Miguel Angel Rios

Foreign Exchange

3 October 2009 - 31 January 2010

Miguel Angel Rios White Suit 2008

Foreign Exchange brings together two videos by the acclaimed Argentinean born, New York/Mexico City-based artist Miguel Angel Rios. This is the first time New Zealand audiences have had the opportunity to experience the highly charged and deeply evocative works of this senior figure in the Latin American art community.

White Suit addresses issues relating to the politics of space, and in particular zones of contact, especially when the relationship slips uneasily between respect and antagonism.
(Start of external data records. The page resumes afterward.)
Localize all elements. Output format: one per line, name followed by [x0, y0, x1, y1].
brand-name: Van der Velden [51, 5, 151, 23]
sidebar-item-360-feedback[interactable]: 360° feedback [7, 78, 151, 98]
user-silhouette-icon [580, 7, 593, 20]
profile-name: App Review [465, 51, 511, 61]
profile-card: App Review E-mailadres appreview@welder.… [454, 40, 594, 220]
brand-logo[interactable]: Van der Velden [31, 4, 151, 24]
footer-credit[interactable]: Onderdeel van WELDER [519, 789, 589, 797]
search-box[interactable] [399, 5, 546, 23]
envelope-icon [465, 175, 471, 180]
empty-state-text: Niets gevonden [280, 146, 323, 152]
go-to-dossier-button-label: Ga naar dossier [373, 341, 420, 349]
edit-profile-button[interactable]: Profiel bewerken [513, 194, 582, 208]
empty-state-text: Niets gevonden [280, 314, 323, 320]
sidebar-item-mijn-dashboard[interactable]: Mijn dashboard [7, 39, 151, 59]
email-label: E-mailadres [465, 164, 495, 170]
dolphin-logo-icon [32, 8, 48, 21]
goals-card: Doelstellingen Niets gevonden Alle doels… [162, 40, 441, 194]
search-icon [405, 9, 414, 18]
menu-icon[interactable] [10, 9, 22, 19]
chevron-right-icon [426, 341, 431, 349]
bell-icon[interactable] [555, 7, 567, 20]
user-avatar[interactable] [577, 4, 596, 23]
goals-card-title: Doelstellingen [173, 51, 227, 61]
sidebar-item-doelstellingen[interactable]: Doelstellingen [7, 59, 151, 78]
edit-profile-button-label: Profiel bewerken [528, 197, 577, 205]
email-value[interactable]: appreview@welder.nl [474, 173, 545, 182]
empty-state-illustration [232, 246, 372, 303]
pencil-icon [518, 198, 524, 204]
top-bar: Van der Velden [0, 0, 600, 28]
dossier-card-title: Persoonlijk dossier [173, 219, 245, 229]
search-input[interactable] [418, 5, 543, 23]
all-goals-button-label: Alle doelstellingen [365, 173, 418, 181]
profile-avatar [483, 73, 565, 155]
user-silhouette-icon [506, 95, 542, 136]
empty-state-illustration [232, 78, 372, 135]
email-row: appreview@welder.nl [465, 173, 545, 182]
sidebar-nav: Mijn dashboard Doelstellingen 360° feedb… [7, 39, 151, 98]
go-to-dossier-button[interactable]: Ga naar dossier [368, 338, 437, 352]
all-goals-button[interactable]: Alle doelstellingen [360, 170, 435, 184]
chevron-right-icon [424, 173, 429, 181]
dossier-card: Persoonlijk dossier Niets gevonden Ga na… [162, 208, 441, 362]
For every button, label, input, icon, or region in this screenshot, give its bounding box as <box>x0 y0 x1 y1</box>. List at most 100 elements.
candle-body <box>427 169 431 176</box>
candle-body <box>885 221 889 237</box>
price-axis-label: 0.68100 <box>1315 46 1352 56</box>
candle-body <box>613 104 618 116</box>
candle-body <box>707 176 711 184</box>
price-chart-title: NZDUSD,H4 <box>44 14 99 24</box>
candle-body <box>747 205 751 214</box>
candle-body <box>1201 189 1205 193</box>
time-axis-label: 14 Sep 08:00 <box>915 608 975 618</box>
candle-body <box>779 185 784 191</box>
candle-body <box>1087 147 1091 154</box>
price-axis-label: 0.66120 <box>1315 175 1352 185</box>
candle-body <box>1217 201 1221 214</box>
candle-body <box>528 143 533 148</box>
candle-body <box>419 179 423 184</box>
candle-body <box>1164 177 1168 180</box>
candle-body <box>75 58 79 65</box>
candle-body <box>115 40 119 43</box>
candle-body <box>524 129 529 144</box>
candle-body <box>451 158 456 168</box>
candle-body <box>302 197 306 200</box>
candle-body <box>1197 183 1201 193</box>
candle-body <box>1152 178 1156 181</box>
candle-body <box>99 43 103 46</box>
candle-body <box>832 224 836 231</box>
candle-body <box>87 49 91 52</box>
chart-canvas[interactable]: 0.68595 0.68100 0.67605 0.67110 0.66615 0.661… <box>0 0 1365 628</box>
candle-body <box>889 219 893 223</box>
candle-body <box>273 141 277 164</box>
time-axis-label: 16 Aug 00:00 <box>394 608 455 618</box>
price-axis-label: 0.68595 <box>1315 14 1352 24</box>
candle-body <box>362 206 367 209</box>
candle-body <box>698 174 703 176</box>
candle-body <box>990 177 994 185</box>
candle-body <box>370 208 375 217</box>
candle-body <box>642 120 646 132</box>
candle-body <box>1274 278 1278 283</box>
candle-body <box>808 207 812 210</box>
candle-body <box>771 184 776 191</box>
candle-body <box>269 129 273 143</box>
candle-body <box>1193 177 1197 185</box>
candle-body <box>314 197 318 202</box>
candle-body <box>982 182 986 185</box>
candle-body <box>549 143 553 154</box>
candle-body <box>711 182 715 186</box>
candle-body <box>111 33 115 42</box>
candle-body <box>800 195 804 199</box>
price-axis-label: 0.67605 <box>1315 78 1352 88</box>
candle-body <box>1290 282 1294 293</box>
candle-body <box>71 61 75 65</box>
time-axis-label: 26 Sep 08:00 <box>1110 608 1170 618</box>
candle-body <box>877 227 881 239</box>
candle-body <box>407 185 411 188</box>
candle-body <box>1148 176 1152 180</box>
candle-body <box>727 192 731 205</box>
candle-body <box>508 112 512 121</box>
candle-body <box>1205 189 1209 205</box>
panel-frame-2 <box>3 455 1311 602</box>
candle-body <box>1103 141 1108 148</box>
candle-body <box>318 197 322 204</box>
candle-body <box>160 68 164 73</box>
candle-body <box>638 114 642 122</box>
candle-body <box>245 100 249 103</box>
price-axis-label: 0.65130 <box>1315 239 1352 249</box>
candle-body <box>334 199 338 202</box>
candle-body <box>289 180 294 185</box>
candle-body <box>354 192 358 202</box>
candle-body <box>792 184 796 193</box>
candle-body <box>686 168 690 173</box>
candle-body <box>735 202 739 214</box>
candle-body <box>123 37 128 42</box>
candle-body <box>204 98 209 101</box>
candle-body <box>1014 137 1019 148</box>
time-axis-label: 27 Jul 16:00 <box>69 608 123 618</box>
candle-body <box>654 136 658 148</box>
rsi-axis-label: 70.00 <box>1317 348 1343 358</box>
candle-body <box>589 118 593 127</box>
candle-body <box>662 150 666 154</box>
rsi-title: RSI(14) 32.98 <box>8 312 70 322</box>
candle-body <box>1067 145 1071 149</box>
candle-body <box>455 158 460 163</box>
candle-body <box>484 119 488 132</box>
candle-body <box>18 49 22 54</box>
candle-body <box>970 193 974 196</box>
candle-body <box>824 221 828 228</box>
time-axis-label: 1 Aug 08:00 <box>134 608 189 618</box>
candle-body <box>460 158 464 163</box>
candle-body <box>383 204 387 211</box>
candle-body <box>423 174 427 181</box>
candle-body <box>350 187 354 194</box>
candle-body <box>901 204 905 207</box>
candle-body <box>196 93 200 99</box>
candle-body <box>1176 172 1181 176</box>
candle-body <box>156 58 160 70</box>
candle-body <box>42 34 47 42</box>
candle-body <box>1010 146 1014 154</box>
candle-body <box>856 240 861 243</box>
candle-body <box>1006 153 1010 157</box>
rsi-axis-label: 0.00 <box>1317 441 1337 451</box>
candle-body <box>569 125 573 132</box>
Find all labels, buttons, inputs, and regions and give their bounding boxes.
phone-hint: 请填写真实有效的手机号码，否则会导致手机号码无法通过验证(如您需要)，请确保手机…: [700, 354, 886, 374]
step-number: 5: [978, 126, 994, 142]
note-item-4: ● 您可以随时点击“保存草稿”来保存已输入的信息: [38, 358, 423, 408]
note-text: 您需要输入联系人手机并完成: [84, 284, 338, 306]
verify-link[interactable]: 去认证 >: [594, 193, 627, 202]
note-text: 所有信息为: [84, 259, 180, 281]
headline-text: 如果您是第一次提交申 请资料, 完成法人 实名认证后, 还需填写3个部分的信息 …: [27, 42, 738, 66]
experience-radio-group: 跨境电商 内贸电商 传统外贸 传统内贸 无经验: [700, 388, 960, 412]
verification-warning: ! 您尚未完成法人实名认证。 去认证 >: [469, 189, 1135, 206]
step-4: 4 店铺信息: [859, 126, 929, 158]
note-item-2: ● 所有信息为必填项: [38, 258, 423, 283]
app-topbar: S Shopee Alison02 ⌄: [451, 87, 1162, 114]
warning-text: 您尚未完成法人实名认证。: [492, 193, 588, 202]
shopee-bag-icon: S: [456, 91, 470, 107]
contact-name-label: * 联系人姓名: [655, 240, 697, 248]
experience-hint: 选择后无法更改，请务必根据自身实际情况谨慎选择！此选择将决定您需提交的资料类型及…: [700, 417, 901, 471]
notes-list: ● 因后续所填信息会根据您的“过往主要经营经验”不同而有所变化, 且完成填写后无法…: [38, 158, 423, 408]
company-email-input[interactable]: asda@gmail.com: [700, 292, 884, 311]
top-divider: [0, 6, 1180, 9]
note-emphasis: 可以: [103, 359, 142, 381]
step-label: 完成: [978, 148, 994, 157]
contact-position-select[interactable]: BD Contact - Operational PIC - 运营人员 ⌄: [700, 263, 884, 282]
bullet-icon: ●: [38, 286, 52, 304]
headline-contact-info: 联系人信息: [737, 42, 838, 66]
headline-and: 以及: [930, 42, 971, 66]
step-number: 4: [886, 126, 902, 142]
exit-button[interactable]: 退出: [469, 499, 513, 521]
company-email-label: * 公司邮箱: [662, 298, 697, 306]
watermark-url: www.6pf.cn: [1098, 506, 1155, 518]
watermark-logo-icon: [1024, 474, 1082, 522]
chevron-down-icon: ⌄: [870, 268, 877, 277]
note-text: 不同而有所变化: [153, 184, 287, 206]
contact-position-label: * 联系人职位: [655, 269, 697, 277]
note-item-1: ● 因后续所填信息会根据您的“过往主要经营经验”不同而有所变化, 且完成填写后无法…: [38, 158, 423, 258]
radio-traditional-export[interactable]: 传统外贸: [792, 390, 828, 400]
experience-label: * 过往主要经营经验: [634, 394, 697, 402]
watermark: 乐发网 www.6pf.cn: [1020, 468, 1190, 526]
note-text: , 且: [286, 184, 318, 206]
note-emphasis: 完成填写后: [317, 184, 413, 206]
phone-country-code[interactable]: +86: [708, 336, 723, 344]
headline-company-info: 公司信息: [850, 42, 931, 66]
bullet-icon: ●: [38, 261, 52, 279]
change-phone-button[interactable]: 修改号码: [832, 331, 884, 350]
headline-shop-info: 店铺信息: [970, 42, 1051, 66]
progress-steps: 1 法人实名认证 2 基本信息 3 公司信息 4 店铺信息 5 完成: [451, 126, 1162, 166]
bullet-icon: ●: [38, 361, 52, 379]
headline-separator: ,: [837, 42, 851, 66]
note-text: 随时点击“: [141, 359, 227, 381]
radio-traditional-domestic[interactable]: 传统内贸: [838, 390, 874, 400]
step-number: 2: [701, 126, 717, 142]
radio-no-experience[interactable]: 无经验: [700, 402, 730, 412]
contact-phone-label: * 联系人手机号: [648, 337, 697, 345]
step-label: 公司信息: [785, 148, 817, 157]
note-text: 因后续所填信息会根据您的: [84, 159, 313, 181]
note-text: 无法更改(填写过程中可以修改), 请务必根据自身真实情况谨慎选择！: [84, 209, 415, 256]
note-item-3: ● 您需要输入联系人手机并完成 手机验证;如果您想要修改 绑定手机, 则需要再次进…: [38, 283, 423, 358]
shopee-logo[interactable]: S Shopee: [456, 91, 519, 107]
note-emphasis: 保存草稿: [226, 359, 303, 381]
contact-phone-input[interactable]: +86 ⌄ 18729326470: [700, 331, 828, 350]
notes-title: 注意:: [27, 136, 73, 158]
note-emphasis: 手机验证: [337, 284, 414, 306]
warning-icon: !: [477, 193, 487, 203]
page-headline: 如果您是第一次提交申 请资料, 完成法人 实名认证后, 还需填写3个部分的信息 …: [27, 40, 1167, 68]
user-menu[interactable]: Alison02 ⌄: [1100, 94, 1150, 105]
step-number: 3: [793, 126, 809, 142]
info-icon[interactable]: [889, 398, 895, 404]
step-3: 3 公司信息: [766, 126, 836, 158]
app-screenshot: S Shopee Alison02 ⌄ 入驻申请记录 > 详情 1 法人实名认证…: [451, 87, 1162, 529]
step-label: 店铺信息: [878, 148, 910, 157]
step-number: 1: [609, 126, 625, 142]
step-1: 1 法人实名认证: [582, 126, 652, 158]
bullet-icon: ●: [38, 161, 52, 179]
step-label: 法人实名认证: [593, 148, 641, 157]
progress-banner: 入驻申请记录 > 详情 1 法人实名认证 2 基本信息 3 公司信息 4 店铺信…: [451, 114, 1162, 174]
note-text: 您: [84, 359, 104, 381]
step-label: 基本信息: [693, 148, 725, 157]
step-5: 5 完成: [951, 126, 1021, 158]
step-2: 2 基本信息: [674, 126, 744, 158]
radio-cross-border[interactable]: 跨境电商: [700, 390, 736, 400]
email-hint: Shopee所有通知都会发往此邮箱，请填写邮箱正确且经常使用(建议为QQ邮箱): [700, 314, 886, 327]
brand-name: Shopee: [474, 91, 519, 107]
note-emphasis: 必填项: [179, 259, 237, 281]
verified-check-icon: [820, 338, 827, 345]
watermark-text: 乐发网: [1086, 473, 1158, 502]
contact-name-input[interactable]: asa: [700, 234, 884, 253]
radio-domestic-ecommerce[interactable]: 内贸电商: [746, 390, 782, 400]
White Suitis a particularly challenging video that starts with a mesmerizing performance by a male flamenco dancer who is abruptly interrupted by a pack of barking dogs.  In the compelling sequence that follows, the dancer provocatively confronts, dances through, and makes offerings of, assorted cuts of meat that he swings teasingly back and forth from lengths of rope, to the increasingly agitated beasts.  In the ensuing frenzy man’s best friend quickly shifts its attention from the slaughtered offerings on the ground to the fresh kill in the white suit that continues to dance among them. 

It is not difficult to draw parallels between this dance sequence and the history of Latin America, both in terms of the pre-Hispanic Indian ceremonies and the bloody period of colonial contact.  This reference is especially important because a distinctly Indian looking dancer performs the flamenco routine, whose origins are closely aligned to Spanish culture. In this highly orchestrated sequence the notion of the interconnections between the human and the animal kingdoms, between men and dogs, is explored both on a symbolic and very real set of levels.

 

Miguel Angel Rios On the Edge 2005

On the Edge is designed to be an overwhelming sonic and visual experience that surrounds the viewer.  A seemingly simple and stark video, the split screen shifts between alternating black and white spinning tops that move across and through black and white grounds. There are moments when the screens unify and the tops criss-cross the central divide. This highly orchestrated performance is enlivened by the inbuilt chaos of the spinning objects. 

In keeping with a number of the artist’s other video works, On the Edge sees a lot of time being given over to the organization and orchestration of the shoot.  Rios pays painstaking attention to every detail, from the entry of the spinning tops into the shot and their formal layout in the frame, through to the angle at which they appear on screen.  These elements are not left to chance; they are worked through over a sustained duration and then reduced down further into a tightly controlled video sequence. Despite all this editorial control On the Edge tracks the random and abrupt interaction between the various spinning tops.  So while the terrain and aesthetic might be austere, the activity is lively and rich in its poetic resonance.

To create this work, Rios travelled to the Mexican town of Tepotzlan, where the game of trompos is a very popular and highly competitive activity.  Trompos is an ancient pastime; it is believed that the spinning tops were originally brought to Latin America from Japan many centuries ago.  In modern Latin America this game continues to be played on the streets, especially by children of the lower and middle classes. For this particular video, Rios not only crafted his own highly refined and oversized wooden spinning tops, he also enlisted the help of thirty skilled trompos players to activate these objects off camera.  A player tightly wraps a length of string around the “trompo” that is thrown into a clearly marked space on the ground.  In certain versions of this game the objective of the players is to eliminate or knock, an opposing player’s spinning top out of the delineated area.